L’accès plus difficile aux ressources médicales durant la pandémie a fait reculer le nombre de diagnostics pour les maladies chroniques au Canada. Non traitées, ces maladies auront de graves conséquences pour les promoteurs de régimes d’assurance médicaments et les employeurs en général.

Les données de l’édition 2021 du Rapport sur les tendances en matière de médicaments d’ordonnance d’Express Scripts Canada montrent que plus de 100 000 personnes seraient atteintes de maladies chroniques non diagnostiquées au Canada. Le plus inquiétant, c’est que ces personnes n’auraient commencé aucun traitement en 2020.

Selon le rapport, la diminution importante en 2020 du nombre de nouveaux demandeurs qui utilisent des médicaments associés à des maladies chroniques comme le diabète et le cancer serait à l’origine de cette tendance alarmante.

« Cette tendance est préoccupante, affirme le docteur Dorian Lo, président d’Express Scripts Canada. En raison des retards liés au diagnostic et au traitement, il sera plus difficile pour les patients de prendre en charge leur maladie. Dans la plupart des cas, le fait d’obtenir des soins le plus tôt possible peut vraisemblablement améliorer les résultats sur le plan de la santé et aider à ralentir la progression de la maladie et à réduire les conséquences qui en découlent.

Moins de nouveaux demandeurs

L’an dernier, les personnes qui sont tombées malades ou qui ont développé de nouveaux symptômes ont peut-être tardé à consulter un professionnel de la santé en raison de l’accessibilité restreinte des services ou par crainte d’être infectées par le coronavirus, juge Express Scripts Canada. Ainsi, le nombre de nouveaux demandeurs par semaine en 2020 était moins élevé que prévu dans plusieurs classes thérapeutiques importantes.

« Les personnes qui n’ont pas consulté de médecin relativement à des symptômes apparus en 2020 pourraient recevoir un diagnostic de maladie chronique en 2021 ou par la suite, explique Jeff Boutilier, directeur général des pharmacies et chef des services cliniques à Express Scripts Canada. Les régimes d’assurance pourraient devoir gérer un plus grand nombre de demandeurs à l’avenir. »

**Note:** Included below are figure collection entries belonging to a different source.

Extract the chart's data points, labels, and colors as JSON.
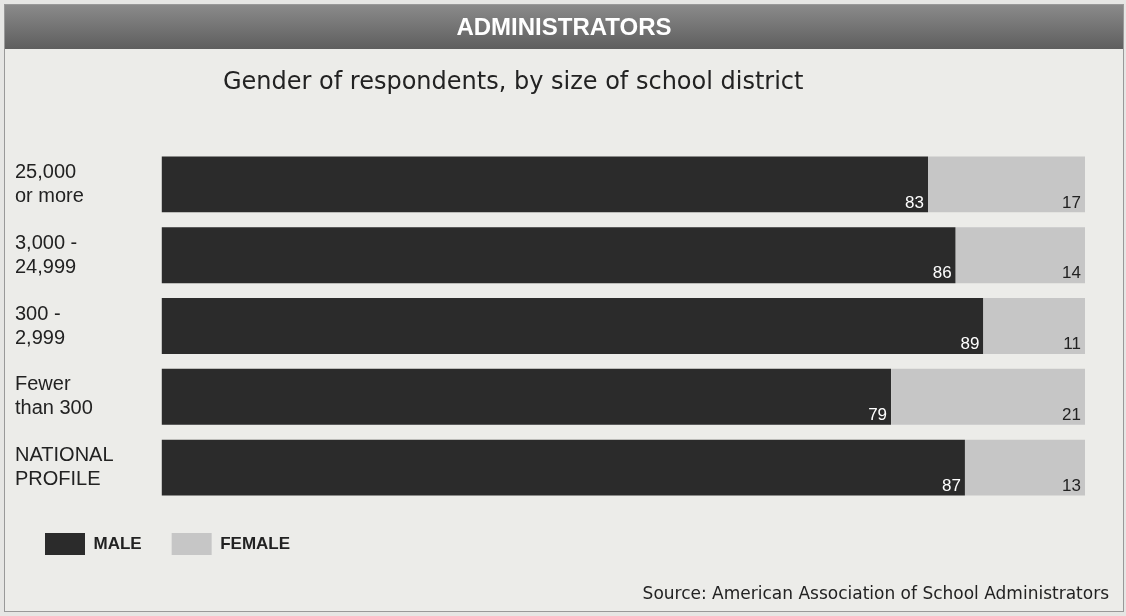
{
  "chart_data": {
    "type": "bar",
    "orientation": "horizontal",
    "stacked": true,
    "title": "ADMINISTRATORS",
    "subtitle": "Gender of respondents, by size of school district",
    "categories": [
      "25,000\nor more",
      "3,000 -\n24,999",
      "300 -\n2,999",
      "Fewer\nthan 300",
      "NATIONAL\nPROFILE"
    ],
    "series": [
      {
        "name": "MALE",
        "color": "#2b2b2b",
        "values": [
          83,
          86,
          89,
          79,
          87
        ]
      },
      {
        "name": "FEMALE",
        "color": "#c6c6c6",
        "values": [
          17,
          14,
          11,
          21,
          13
        ]
      }
    ],
    "data_labels": true,
    "legend": "bottom left",
    "tick_labels": "y",
    "annotations": [
      "Source: American Association of School Administrators"
    ]
  }
}
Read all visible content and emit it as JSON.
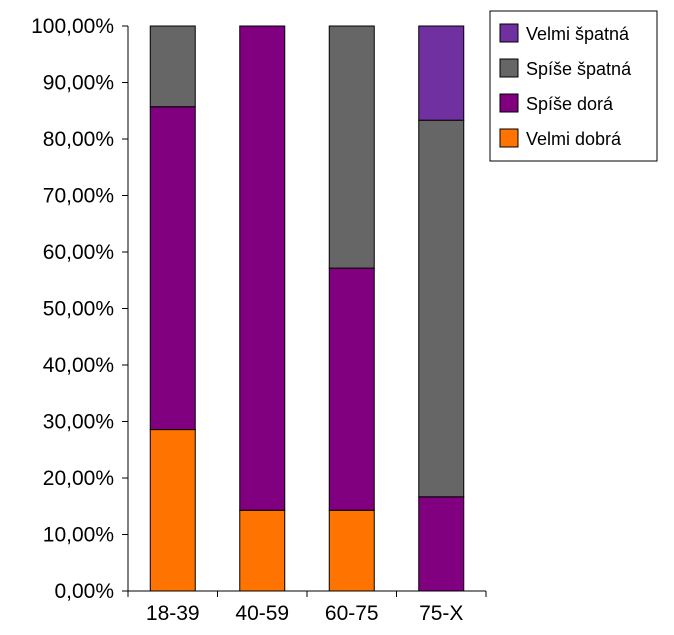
{
  "chart_data": {
    "type": "bar",
    "stacked": true,
    "categories": [
      "18-39",
      "40-59",
      "60-75",
      "75-X"
    ],
    "series": [
      {
        "name": "Velmi dobrá",
        "values": [
          28.57,
          14.29,
          14.29,
          0
        ],
        "color": "#FF7300"
      },
      {
        "name": "Spíše dorá",
        "values": [
          57.14,
          85.71,
          42.86,
          16.67
        ],
        "color": "#800080"
      },
      {
        "name": "Spíše špatná",
        "values": [
          14.29,
          0,
          42.85,
          66.66
        ],
        "color": "#666666"
      },
      {
        "name": "Velmi špatná",
        "values": [
          0,
          0,
          0,
          16.67
        ],
        "color": "#7030A0"
      }
    ],
    "ylim": [
      0,
      100
    ],
    "yticks": [
      "0,00%",
      "10,00%",
      "20,00%",
      "30,00%",
      "40,00%",
      "50,00%",
      "60,00%",
      "70,00%",
      "80,00%",
      "90,00%",
      "100,00%"
    ],
    "legend_position": "top-right",
    "legend_order": [
      3,
      2,
      1,
      0
    ],
    "grid": false,
    "title": "",
    "xlabel": "",
    "ylabel": ""
  }
}
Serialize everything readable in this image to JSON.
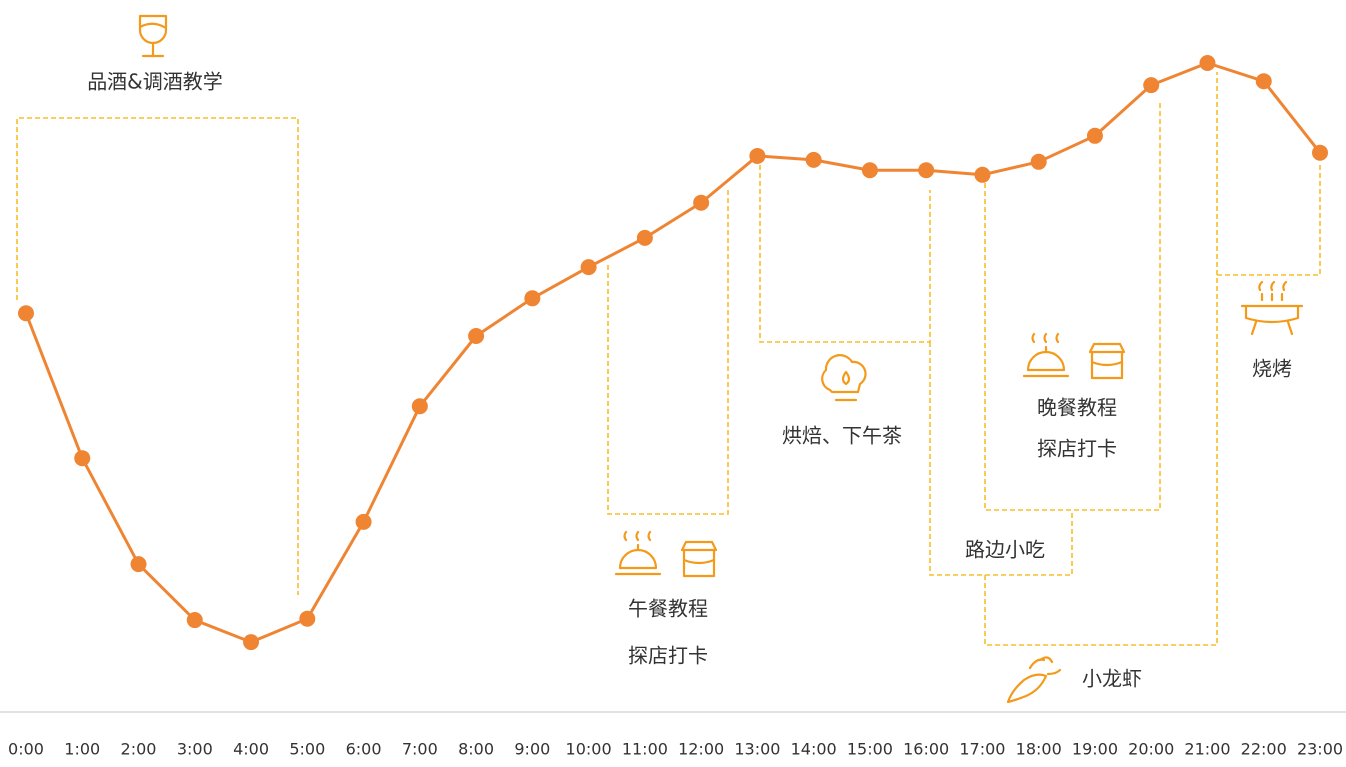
{
  "chart_data": {
    "type": "line",
    "categories": [
      "0:00",
      "1:00",
      "2:00",
      "3:00",
      "4:00",
      "5:00",
      "6:00",
      "7:00",
      "8:00",
      "9:00",
      "10:00",
      "11:00",
      "12:00",
      "13:00",
      "14:00",
      "15:00",
      "16:00",
      "17:00",
      "18:00",
      "19:00",
      "20:00",
      "21:00",
      "22:00",
      "23:00"
    ],
    "values": [
      59.5,
      37.2,
      20.9,
      12.3,
      8.9,
      12.5,
      27.4,
      45.2,
      56,
      61.8,
      66.6,
      71.1,
      76.5,
      83.7,
      83.1,
      81.5,
      81.5,
      80.8,
      82.8,
      86.8,
      94.6,
      98,
      95.2,
      84.2
    ],
    "color": "#ef8533",
    "ylim": [
      0,
      100
    ],
    "annotations": [
      "品酒&调酒教学",
      "午餐教程",
      "探店打卡",
      "烘焙、下午茶",
      "晚餐教程",
      "探店打卡",
      "路边小吃",
      "小龙虾",
      "烧烤"
    ]
  }
}
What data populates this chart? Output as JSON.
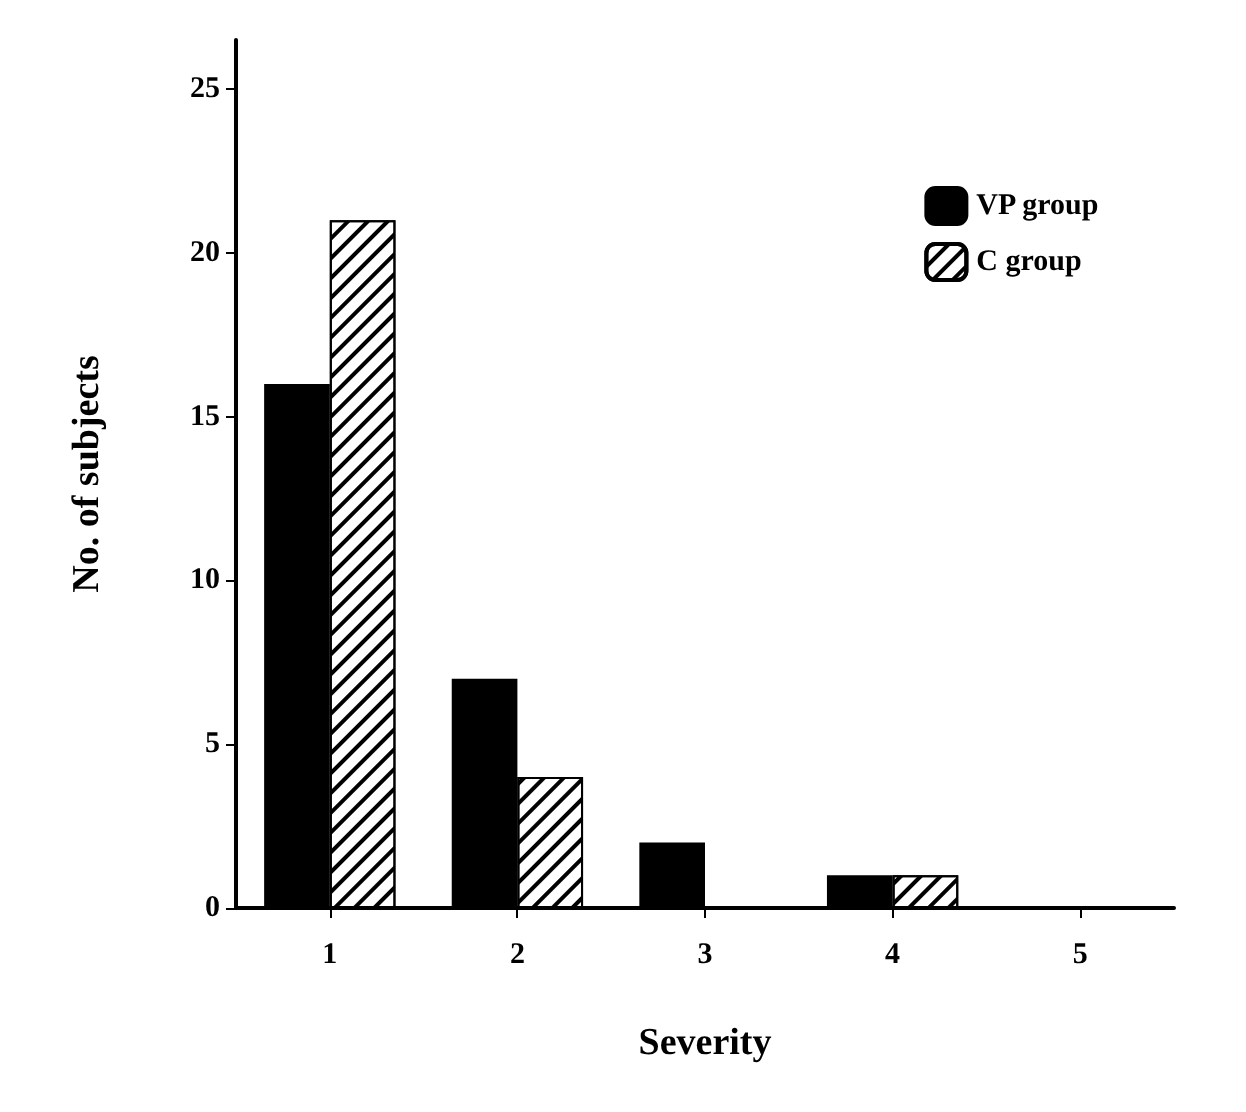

M. Boutilier s’attend à ce que les retards accumulés dans le traitement des maladies associées aux principales classes thérapeutiques aient des répercussions à long terme sur le nombre de nouveaux demandeurs dans les régimes et sur la prise en charge des maladies.

Les données sur les demandes de règlements pour les médicaments contre le cancer montrent par exemple que de la fin du mois de mars jusqu’au mois de décembre 2020, le nombre de nouveaux demandeurs a diminué de 2 % par semaine en moyenne. Express Scripts Canada estime donc que 10 000 Canadiens n’ont pas commencé le traitement dont ils auraient besoin. Jeff Boutillier précise qu’il existe moins d’options thérapeutiques pour les cancers à des stades plus avancés, et que celles-ci coûtent plus cher.

Le constat est semblable concernant le diabète, alors que sur la même période, le nombre de nouveaux demandeurs a reculé de 1 % par semaine en moyenne. Cela représente 20 000 Canadiens qui n’ont pas commencé un traitement contre la maladie. Lorsqu’ils sont instaurés tardivement, les traitements pour le diabète sont eux aussi plus intenses et coûteux.

Les données soulèvent également des préoccupations liées au retard accumulé dans le traitement de l’hypertension artérielle, qui augmente le risque de crise cardiaque et d’AVC.

Les Canadiens réticents à consulter

Les conclusions du rapport d’Express Scripts Canada vont dans le même sens que les résultats d’un sondage de Novo Nordisk Canada qui révèle que les Canadiens atteints de maladies chroniques, telles que l’arthrite, le cancer, le diabète, les maladies cardiaques ou l’obésité, sont réticents à demander des soins proactifs pendant la pandémie de COVID-19.

Plus précisément, 38 % des Canadiens interrogés qui ont reçu un diagnostic clinique de maladie chronique ont déclaré qu’ils évitent complètement le système de santé pendant la pandémie. Parmi les répondants ayant reçu un diagnostic clinique de maladie chronique, 13 % n’ont ni consulté leur médecin ni effectué de visite virtuelle ou d’appel téléphonique depuis le début de la pandémie. Plus du quart des patients (27 %) avouent ne pas se sentir à l’aise de voir un médecin en personne pendant la pandémie.